Pieters juga sekarang nampak kebingungan, apa kiranya yang dapat membantu kawannya itu, agar tamjid dapat naik takhta.
"Jika demikian", kata pieters serius, "tunggu saja kakekmu mati, kemudian kau mengambil alih kekuasaan , itulah menurut pemikiranku".
"Sebaiknya kedua orang itu kita segera bereskan saja", kata koter bersemangat.
"Tapi untuk menyingkirkan kedua orang itu, walaupun yang satu sudah tua, tidaklah mudah menyingkitkan mereka konter", kata pangeran tamjid sembari menikmati setiap belaian lembut dari wanita di sampingnya.
"Hal itu serahkan saja padaku, aku siap melaksanakan tugas yang pangeran berikan kepadaku", kata korter serius.
"Jika kau sanggup lakukanlah, aku suka wanita ini biar aku nikmati dulu tubuhnya malam ini", ucap pangeran tamjid mengelus paha mulus wanita di sampingnya, mereka kedua terbuai dalam selimut malam dengan tawa dan ******* yang menggelegar.
Pertemuan mereka pada waktu itu berakhir dengan keputusan yang sangat nekad.
Pada waktu itu di tempat lain pangeran hidayat baru saja lepas sembahyang isya, ke purinya telah datang seorang tamu.
"Ku kira siapa, kau rupanya leman, masuklah!", ajak pangeran hidayat kepada tamu itu yang ternyata dia adalah antang leman yang memang sudah lama di kenalnya.

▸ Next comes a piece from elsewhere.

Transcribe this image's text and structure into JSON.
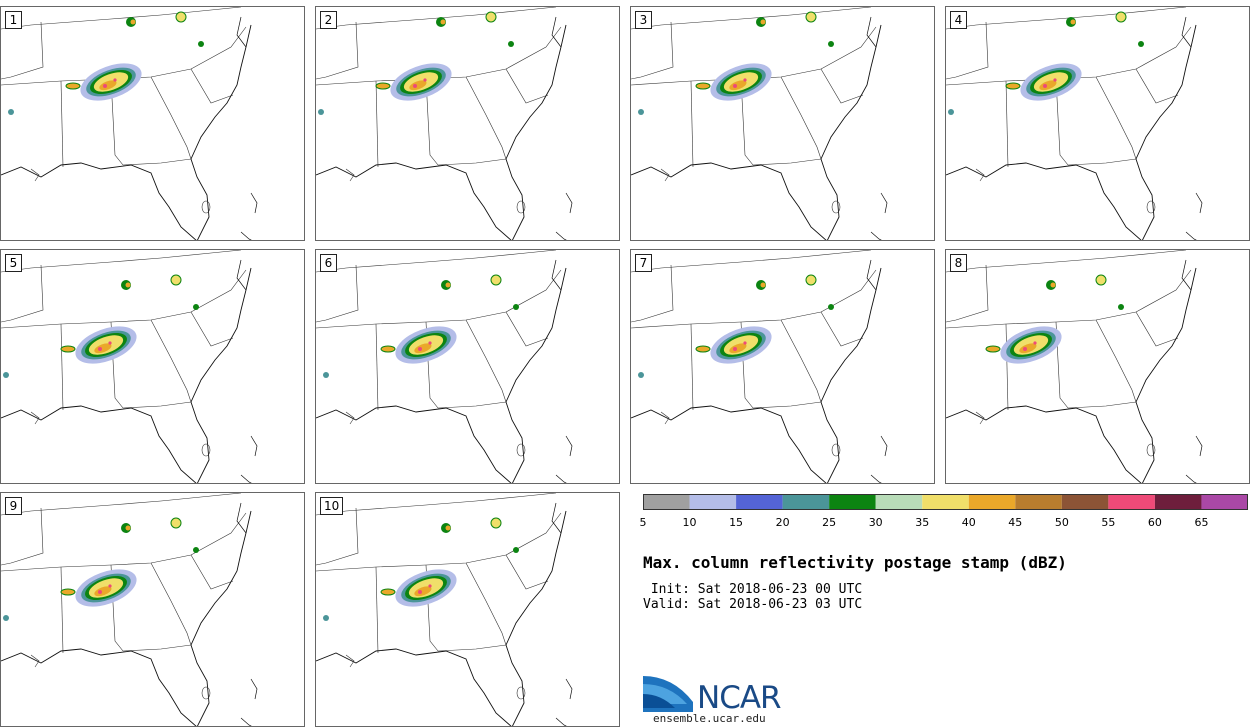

"Adakah hal yang penting buat ku?", tanya lagi pangeran hidayat.
"Di luar istana ada tamu seorang lagi, dia amat ingin bicara dengan pangeran, penting dan rahasia pula", katanya dengan suara sedikit di bisikkan.
"Tamu?, mengapa tak kau ajak kemari?, apalagi rahasia tentu disini jauh lebih aman di bandingkan di luar", jawab pangeran hidayat.

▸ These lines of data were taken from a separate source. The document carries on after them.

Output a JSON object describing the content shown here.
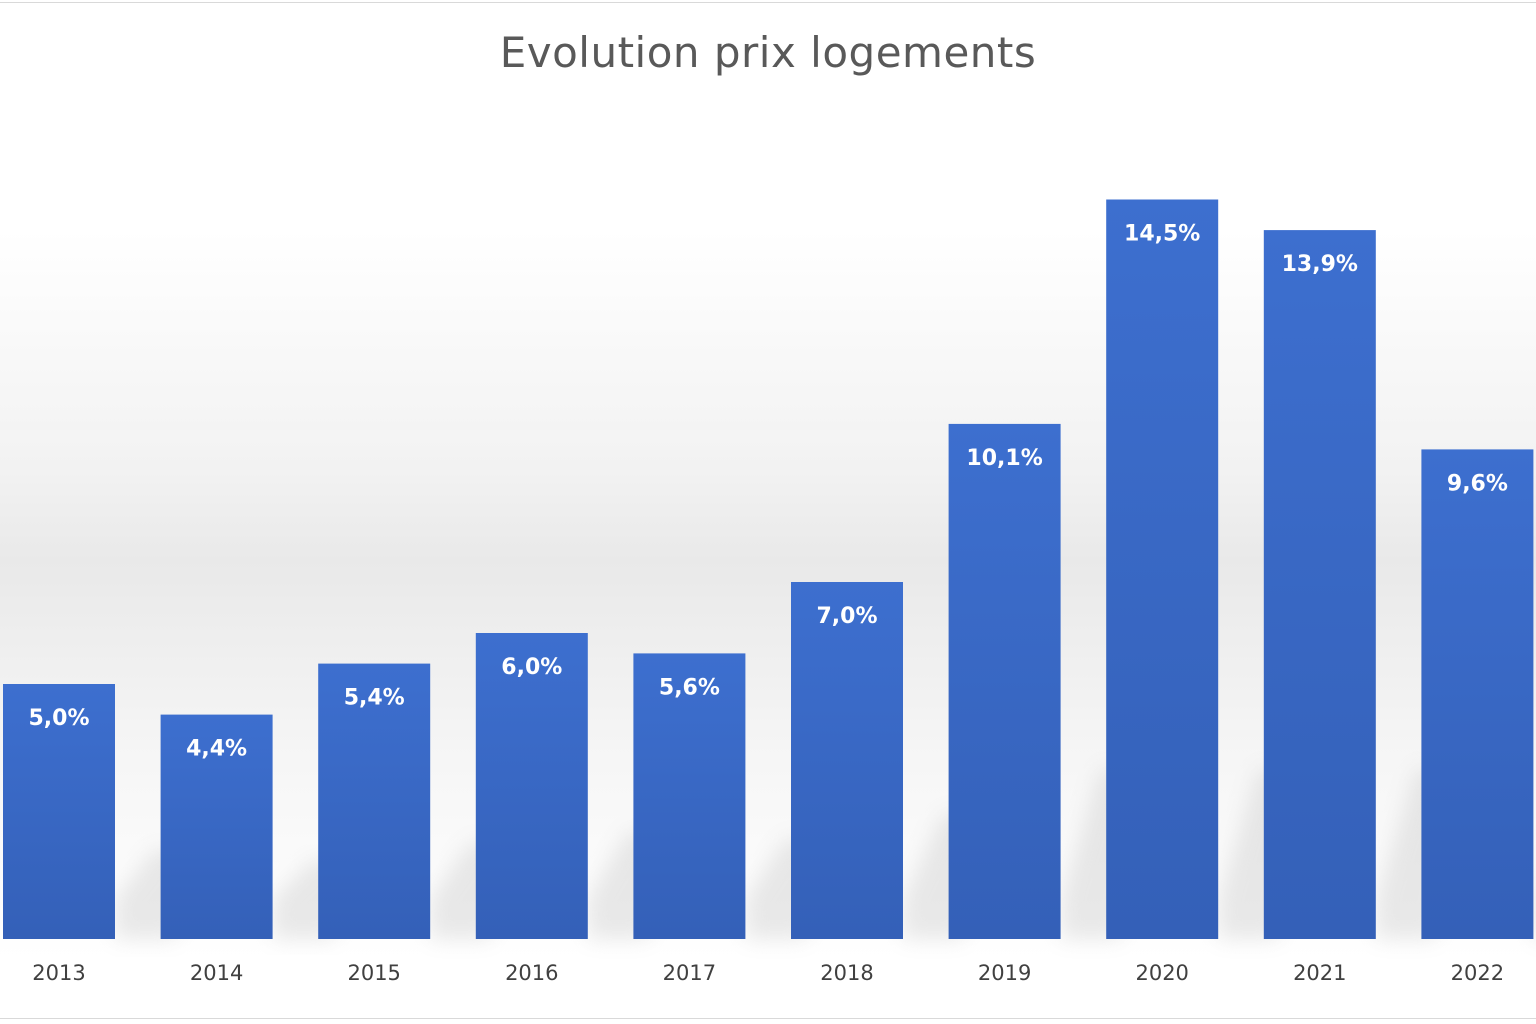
{
  "chart_data": {
    "type": "bar",
    "title": "Evolution prix logements",
    "xlabel": "",
    "ylabel": "",
    "categories": [
      "2013",
      "2014",
      "2015",
      "2016",
      "2017",
      "2018",
      "2019",
      "2020",
      "2021",
      "2022"
    ],
    "values": [
      5.0,
      4.4,
      5.4,
      6.0,
      5.6,
      7.0,
      10.1,
      14.5,
      13.9,
      9.6
    ],
    "data_labels": [
      "5,0%",
      "4,4%",
      "5,4%",
      "6,0%",
      "5,6%",
      "7,0%",
      "10,1%",
      "14,5%",
      "13,9%",
      "9,6%"
    ],
    "ylim": [
      0,
      16
    ],
    "grid": false,
    "legend": "none",
    "bar_color": "#3a6bc9",
    "bar_color_dark": "#3460b8"
  }
}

"Silahkan pangeran temui sendiri saya hanya mendengarkan saja", sahut antang leman.
Pangeran hidayat menaruh curiga, namun sementara dia tutupi kecurigaan itu, "siapa tamu itu leman?", pangeran hidayat bertanya lagi.
"Silahkan pangeran sendiri yang menemuinya, tentu pangeranpun nanti lebih tahu, jika telah berjumpa", jawab antang leman.

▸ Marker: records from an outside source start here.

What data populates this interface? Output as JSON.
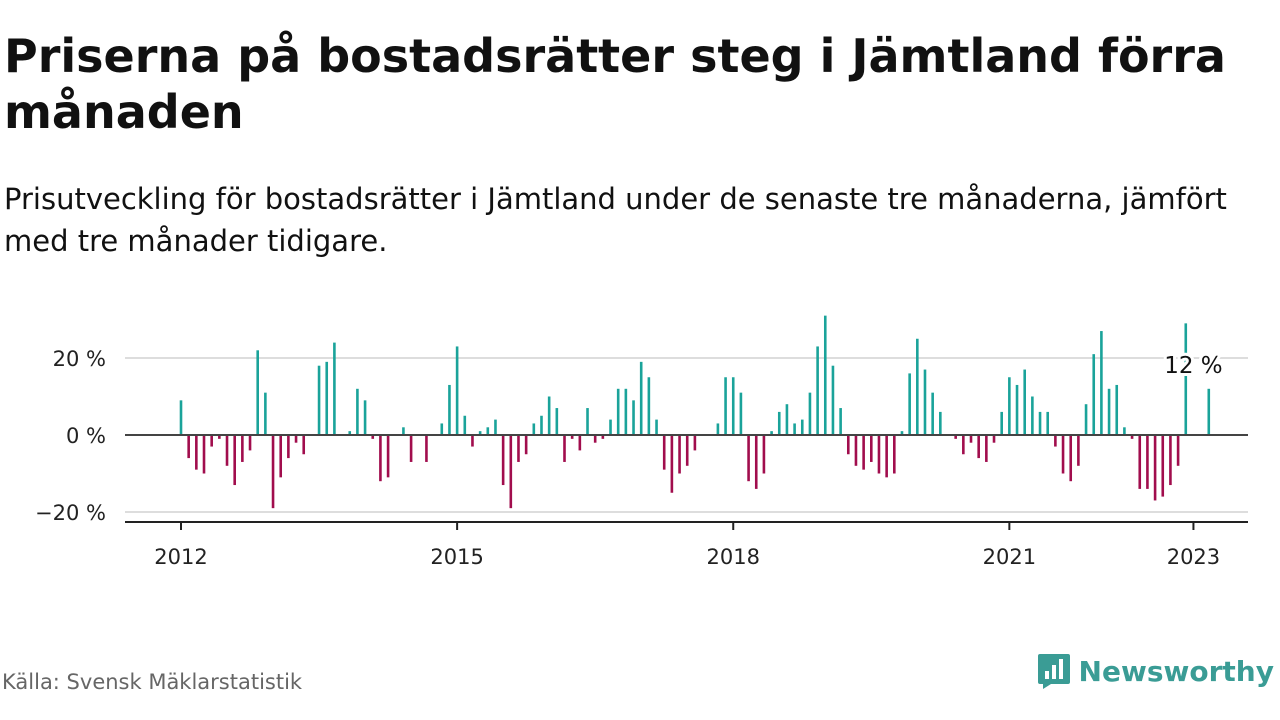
{
  "title": "Priserna på bostadsrätter steg i Jämtland förra månaden",
  "subtitle": "Prisutveckling för bostadsrätter i Jämtland under de senaste tre månaderna, jämfört med tre månader tidigare.",
  "source": "Källa: Svensk Mäklarstatistik",
  "brand": {
    "name": "Newsworthy",
    "logo_icon": "bar-chart-badge-icon",
    "color": "#3a9c95"
  },
  "colors": {
    "positive": "#1aa39a",
    "negative": "#a10d4d",
    "grid": "#dddddd",
    "zero_line": "#444444",
    "axis": "#222222"
  },
  "chart_data": {
    "type": "bar",
    "x_unit": "month",
    "start": "2012-01",
    "ylim": [
      -23,
      31
    ],
    "yticks": [
      20,
      0,
      -20
    ],
    "ytick_labels": [
      "20 %",
      "0 %",
      "−20 %"
    ],
    "xticks": [
      "2012",
      "2015",
      "2018",
      "2021",
      "2023"
    ],
    "annotation": {
      "text": "12 %",
      "at": "2023-01"
    },
    "values": [
      9,
      -6,
      -9,
      -10,
      -3,
      -1,
      -8,
      -13,
      -7,
      -4,
      22,
      11,
      -19,
      -11,
      -6,
      -2,
      -5,
      0,
      18,
      19,
      24,
      0,
      1,
      12,
      9,
      -1,
      -12,
      -11,
      0,
      2,
      -7,
      0,
      -7,
      0,
      3,
      13,
      23,
      5,
      -3,
      1,
      2,
      4,
      -13,
      -19,
      -7,
      -5,
      3,
      5,
      10,
      7,
      -7,
      -1,
      -4,
      7,
      -2,
      -1,
      4,
      12,
      12,
      9,
      19,
      15,
      4,
      -9,
      -15,
      -10,
      -8,
      -4,
      0,
      0,
      3,
      15,
      15,
      11,
      -12,
      -14,
      -10,
      1,
      6,
      8,
      3,
      4,
      11,
      23,
      31,
      18,
      7,
      -5,
      -8,
      -9,
      -7,
      -10,
      -11,
      -10,
      1,
      16,
      25,
      17,
      11,
      6,
      0,
      -1,
      -5,
      -2,
      -6,
      -7,
      -2,
      6,
      15,
      13,
      17,
      10,
      6,
      6,
      -3,
      -10,
      -12,
      -8,
      8,
      21,
      27,
      12,
      13,
      2,
      -1,
      -14,
      -14,
      -17,
      -16,
      -13,
      -8,
      29,
      0,
      0,
      12
    ]
  }
}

Sejenak pangeran hidayat termenung dengan sebuah pertanyaan mengembang di kepalanya, siapakah orang yang ingin bertemu dengannya?, benarkah bila dia membawa berita yang akan menguntungkan dirinya?, meski tentu saja rasa curiga masih menyeruak dalam hatinya.
"Cepatlah pangeran jangan sampai terlambat", kata antang leman menegaskan , agar pangeran hidayat segera menemui tamu rahasia tersebut.
Ketika pangeran hidayat akan segera melangkahkan kakinya menuju tempat yang di tunjukkan oleh antang leman, salah seorang pengawal istana bertanya kepadanya.
"Pangeran hendak pergi kemana?", belum sempat pangeran hidayat berkata antang leman telah mendahuluinya.
"Ini urusan negara dan engkau tak perlu ikut campur!", antang leman dengan suara yang sedikit kasar dan membentak.
"Saya hanya bertanya kepada pangeran, urusan negara memang pangeran yang lebih berhak, tetapi keselamatan jiwa pangeran, adalah tanggung jawab kami sebagai pengawal istana, oleh karena itu wajar bila aku bertanya kepadanya", ucap pengawal istana itu yang kebetuan tengah tugas keliling.
"Berhati hatilah pangeran!", pengawal itu mewanti wanti pangeran hidayat.
Pangeran hidayat semakin curiga dengan tindak tanduk antang leman, apalagi pengawal istana itu mengingatkan agar dirinya berhati hati.
Tapi perasaan itu segera disingkirkan, pangeran hidayat pergi sendiri di antar oleh antang leman.
"Dimana orang itu?", tanya lagi pangeran hidayat pada antang leman yang sudah berjalan cukup jauh.
"Di sana pangeran!", jawabnya sambil menunjuk pada suatu tempat, namun tempat itu terlihat sangat mencurigakan dia mengangguk dan nalurinya berkata agar dia berhati hati meski hatinya di penuhi rasa ragu.
'Aku benar benar harus berhati hati, benar kata pengawal istana ini sangat mencurigakan', ucap hati pangeran hidayat.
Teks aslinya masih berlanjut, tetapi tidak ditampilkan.